|Aelita Andre - Four Year Old Prodigy (not mine!)|
"Do not spill your thimble-full of finger paint!". Say that ten times, I dare you. With tongue-twisting skills like these, little wonder I birthed a prodigy of my own, of the existential philosopher variety.
Tonight's dinner time question was "What does it feel like to be dead?", but Little Bear's most common question is "Does that exist?". He's trying to figure out where the line is drawn between reality and fantasy, and asks this in relation to anything from monsters, angels, knights in armour, the Easter story, jellyfish and fairies to ghosts. These things have pretty straightforward answers - they either definitively do, definitively don't or nobody knows so you can just decide (and I'll let you decide which falls into which category). But things start to get complicated when he points to representations (or misrepresentations) of things in photographs, magazines, billboard ads, films, TV programs and illustrations. I find myself embarking on lengthy attempts to demystify the film industry ("That's an actor darling, pretending to be someone else, telling an imaginary story that was written by a writer, filmed by a cameraman" etc) or the advertising industry ("That's a photo of something real, photo-shopped by a graphic designer and made into something pretty unreal" etc), but my responses always fall short of his complete satisfaction.
We went to the Instituto Moreira Salles recently (our default rainy day in Rio routine) to see an exhibition of video portraits by Robert Wilson. We're talking high-res flat screens with what appear to be stills of celebrities, until you notice that parts of the picture change. Little Bear was completely entranced (so was I by the way, especially by the work featuring Brad Pitt in his underpants ) and of course he asked 'Do they really exist?". My explanation was that yes, it was a real person who really exists, and this was a video of them. When little bear wondered 'How do they eat?' I realised that he thought the people were actually stuck in a box up on the wall, behind a glass screen. And why not?

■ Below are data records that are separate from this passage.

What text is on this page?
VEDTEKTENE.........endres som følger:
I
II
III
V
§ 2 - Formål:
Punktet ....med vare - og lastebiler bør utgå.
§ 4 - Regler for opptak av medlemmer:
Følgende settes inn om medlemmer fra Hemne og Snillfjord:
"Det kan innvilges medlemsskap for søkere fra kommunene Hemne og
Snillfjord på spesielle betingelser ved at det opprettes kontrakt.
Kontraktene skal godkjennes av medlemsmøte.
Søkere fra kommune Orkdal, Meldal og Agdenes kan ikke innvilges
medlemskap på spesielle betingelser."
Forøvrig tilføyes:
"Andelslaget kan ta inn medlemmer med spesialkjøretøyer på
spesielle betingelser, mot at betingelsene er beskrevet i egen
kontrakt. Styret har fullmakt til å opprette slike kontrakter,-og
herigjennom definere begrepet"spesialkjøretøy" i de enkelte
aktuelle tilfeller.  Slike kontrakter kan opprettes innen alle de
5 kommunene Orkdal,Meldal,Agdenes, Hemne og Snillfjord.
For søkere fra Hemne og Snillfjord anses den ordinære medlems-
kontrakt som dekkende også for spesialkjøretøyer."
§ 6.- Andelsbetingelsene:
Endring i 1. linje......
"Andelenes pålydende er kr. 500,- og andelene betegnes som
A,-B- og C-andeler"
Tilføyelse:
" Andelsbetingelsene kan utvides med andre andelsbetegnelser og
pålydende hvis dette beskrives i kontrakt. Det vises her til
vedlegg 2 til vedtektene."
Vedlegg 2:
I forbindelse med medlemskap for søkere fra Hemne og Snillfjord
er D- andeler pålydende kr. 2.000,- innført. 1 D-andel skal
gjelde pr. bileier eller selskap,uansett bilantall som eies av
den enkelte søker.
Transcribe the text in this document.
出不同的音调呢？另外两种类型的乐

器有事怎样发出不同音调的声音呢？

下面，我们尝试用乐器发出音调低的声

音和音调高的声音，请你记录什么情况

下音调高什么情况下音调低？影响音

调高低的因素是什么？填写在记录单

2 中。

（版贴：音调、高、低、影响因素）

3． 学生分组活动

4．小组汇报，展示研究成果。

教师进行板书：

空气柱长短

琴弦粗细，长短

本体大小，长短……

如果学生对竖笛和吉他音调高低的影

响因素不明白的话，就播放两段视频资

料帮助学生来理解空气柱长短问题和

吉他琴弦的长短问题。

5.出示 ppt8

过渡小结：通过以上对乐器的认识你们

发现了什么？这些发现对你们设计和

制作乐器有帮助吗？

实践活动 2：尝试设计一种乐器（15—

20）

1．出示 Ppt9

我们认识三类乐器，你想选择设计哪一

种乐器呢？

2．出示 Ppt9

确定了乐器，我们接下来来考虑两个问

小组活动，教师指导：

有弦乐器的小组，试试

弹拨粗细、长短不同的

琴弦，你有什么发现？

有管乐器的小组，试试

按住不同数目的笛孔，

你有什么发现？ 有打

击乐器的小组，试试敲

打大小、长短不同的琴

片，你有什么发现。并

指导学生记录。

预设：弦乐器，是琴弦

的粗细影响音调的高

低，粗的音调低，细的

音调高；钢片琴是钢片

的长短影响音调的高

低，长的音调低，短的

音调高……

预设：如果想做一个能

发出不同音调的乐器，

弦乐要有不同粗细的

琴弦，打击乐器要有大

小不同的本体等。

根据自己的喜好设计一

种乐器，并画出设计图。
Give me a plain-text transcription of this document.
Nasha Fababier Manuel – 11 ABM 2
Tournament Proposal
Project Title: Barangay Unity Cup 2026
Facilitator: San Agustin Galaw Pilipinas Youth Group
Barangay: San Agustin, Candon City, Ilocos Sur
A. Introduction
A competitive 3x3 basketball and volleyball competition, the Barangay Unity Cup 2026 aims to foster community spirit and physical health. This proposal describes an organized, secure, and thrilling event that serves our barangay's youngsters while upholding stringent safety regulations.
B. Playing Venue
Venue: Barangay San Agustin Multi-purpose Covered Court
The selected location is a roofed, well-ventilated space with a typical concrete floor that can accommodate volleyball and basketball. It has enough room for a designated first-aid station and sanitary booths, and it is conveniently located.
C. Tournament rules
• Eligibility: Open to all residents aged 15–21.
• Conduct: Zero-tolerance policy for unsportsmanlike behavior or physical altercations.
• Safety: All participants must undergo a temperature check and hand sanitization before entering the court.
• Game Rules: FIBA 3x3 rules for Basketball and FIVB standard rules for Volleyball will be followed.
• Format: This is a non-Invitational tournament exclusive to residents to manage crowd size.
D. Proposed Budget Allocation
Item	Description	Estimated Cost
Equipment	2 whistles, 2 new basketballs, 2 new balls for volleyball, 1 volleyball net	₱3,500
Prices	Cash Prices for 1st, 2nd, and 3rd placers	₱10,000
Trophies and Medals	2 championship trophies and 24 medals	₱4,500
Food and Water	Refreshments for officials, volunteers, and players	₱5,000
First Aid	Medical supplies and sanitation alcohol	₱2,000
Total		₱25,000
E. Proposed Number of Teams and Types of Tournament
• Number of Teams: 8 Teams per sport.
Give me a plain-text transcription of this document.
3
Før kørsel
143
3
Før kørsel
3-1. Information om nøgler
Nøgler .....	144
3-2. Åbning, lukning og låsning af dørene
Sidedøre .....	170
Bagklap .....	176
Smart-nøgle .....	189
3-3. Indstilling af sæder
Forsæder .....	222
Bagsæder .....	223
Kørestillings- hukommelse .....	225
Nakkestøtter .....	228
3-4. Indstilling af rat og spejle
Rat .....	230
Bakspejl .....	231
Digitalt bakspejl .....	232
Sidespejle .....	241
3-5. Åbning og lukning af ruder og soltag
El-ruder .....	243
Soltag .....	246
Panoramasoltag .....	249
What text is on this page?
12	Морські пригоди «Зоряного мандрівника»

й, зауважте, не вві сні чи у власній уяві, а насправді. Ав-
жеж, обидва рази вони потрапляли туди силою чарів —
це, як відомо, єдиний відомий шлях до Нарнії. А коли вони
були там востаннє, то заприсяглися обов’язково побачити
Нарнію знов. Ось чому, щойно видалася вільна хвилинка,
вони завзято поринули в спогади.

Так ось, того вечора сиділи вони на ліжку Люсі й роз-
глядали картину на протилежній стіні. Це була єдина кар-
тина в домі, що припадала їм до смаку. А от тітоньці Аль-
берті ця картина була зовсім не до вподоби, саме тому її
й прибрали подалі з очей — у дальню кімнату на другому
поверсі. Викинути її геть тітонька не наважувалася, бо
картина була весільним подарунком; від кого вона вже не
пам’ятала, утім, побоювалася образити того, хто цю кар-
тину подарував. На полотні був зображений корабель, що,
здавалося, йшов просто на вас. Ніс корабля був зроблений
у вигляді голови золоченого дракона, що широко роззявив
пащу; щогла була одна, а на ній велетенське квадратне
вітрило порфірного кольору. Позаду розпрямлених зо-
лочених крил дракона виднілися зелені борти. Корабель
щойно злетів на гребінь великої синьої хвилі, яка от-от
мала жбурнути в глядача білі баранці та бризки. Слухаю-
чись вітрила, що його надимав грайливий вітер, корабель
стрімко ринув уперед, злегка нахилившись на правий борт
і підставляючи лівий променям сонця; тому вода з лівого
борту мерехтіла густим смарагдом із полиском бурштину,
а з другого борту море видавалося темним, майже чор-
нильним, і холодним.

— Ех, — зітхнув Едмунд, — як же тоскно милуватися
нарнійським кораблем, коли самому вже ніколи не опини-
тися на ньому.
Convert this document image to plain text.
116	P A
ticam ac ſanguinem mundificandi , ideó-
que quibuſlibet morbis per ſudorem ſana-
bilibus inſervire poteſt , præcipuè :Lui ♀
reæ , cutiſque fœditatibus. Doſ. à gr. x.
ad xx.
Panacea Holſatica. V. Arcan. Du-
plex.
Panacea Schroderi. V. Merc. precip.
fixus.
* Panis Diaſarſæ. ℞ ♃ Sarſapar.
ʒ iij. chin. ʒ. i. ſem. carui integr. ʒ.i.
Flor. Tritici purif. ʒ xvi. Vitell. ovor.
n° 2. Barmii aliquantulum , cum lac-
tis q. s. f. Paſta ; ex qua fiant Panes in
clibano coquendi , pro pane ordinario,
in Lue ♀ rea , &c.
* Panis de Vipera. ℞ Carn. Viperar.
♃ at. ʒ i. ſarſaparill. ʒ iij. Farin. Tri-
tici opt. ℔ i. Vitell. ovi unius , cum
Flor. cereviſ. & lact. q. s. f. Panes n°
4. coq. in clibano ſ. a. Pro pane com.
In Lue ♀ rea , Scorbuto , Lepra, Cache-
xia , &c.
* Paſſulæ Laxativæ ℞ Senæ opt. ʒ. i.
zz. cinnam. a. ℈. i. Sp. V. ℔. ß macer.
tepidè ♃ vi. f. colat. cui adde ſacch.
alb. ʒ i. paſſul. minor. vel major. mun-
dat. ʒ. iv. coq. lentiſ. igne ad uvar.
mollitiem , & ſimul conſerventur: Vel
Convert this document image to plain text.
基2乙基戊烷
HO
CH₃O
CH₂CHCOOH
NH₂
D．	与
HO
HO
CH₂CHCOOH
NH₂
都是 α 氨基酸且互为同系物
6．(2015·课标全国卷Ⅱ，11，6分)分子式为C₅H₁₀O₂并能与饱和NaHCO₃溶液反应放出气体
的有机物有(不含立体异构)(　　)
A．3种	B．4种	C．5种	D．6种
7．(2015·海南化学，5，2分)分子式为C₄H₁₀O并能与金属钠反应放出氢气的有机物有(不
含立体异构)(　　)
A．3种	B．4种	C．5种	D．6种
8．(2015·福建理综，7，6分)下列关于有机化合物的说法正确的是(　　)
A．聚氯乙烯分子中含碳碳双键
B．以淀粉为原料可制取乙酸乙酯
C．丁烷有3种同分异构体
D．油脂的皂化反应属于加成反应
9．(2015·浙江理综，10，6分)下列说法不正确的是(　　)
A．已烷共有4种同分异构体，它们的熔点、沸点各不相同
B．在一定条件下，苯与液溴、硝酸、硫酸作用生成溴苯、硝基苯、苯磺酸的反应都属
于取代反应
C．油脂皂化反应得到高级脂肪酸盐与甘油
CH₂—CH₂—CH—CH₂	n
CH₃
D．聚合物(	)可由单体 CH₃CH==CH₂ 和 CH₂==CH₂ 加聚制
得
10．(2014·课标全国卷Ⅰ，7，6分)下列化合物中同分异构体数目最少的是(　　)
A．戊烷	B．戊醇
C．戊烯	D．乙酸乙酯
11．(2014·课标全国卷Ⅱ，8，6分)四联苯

That's what is so genius about all four year old kids; their total ignorance. They haven't got a clue about what is likely to be real, what is clearly not, or any of the practical reasons why Brad Pitt wouldn't really be stuck in a box in the gallery. They don't know how things should or shouldn't be done, and no concept of any of the boundaries that separate their imaginations from the world around them. It must be magical living in a world where everything seems possible - including four year olds having their own gallery shows. Prodigies or not, they have a lot to teach us...not least that it's okay to for them to get paint all over their pretty clothes.